Em novembro de 2014, em entrevista a uma TV do Ceará, Ciro voltou a atacar Cunha. “Entre mil picaretas, Eduardo Cunha é o picareta-mor”, disse. Ciro, que era secretario de Saúde do estado do Ceará, continuou dizendo que Cunha esteve envolvido no escândalo de PC Farias no governo Collor, no fundo de pensão do governo de Garotinho no Rio de Janeiro, com Lula em Furnas e “agora enrolado até o gogó em tudo”.
Eduardo Cunha tratou de apelar para o corporativismo dos deputados. “Não vou admitir que alguém (…) não agrida só esta Casa, como venha aqui reafirmar agressão”. E prometeu processar o ex-ministro por via judicial. Ou seja, Cid Gomes terá oportunidade, em outras instâncias para provar o que diz e, claro, continuar sob os holofotes ainda por um bom tempo.

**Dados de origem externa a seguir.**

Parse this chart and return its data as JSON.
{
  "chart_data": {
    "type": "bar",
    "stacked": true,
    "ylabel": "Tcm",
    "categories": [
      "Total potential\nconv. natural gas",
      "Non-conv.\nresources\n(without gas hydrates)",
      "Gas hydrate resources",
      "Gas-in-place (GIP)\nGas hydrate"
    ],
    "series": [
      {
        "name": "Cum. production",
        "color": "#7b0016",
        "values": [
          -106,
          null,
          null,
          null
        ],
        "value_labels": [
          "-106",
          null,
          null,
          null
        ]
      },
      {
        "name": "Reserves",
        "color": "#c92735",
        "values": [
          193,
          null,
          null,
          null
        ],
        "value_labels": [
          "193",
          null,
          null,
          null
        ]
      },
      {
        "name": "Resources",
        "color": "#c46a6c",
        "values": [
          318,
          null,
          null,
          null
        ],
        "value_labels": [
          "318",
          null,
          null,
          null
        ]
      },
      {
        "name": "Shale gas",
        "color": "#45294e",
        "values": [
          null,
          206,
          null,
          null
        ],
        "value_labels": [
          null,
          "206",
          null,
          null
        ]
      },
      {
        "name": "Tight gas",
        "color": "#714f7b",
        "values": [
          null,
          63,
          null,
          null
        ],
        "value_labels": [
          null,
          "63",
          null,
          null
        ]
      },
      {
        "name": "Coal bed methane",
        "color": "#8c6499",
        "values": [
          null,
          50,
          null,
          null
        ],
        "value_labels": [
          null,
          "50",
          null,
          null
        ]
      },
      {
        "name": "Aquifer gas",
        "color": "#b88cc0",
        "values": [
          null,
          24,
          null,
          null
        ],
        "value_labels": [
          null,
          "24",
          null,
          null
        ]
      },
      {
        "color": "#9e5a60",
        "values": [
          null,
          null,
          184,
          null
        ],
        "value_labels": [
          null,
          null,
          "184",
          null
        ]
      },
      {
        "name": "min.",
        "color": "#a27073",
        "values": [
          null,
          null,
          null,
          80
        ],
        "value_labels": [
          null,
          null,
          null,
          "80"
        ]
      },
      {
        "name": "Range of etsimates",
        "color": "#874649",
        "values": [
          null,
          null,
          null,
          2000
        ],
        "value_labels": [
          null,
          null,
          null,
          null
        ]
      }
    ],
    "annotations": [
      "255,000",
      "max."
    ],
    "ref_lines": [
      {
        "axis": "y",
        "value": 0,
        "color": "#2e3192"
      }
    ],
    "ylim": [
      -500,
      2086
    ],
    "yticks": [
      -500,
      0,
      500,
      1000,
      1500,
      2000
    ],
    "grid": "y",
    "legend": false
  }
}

…Já ouvi esta música antes
Lula falou e Hebert Viana musicou: “Luiz Inácio falou, Luiz Inácio avisou: são 300 picaretas com anel de doutor”. A frase sobre o Congresso foi dita em setembro de 1993 pelo então presidente do PT e pré-candidato às eleições presidenciais de 1994. Ao pé da letra, Lula disse que \”há uma maioria de 300 picaretas que defendem apenas seus próprios interesses\”. Depois, ao explicar a declaração, disse que defendia o Legislativo. \”O resto é gente boa (…), que vota por convicção ideológica e não por fisiologismo\”.
Obs.: Em junho de 1994, os Paralamas do Sucesso foram proibidos pelo Ministério Público Federal, a pedido da Câmara, de executar a música “300 picaretas” em um show em Brasília.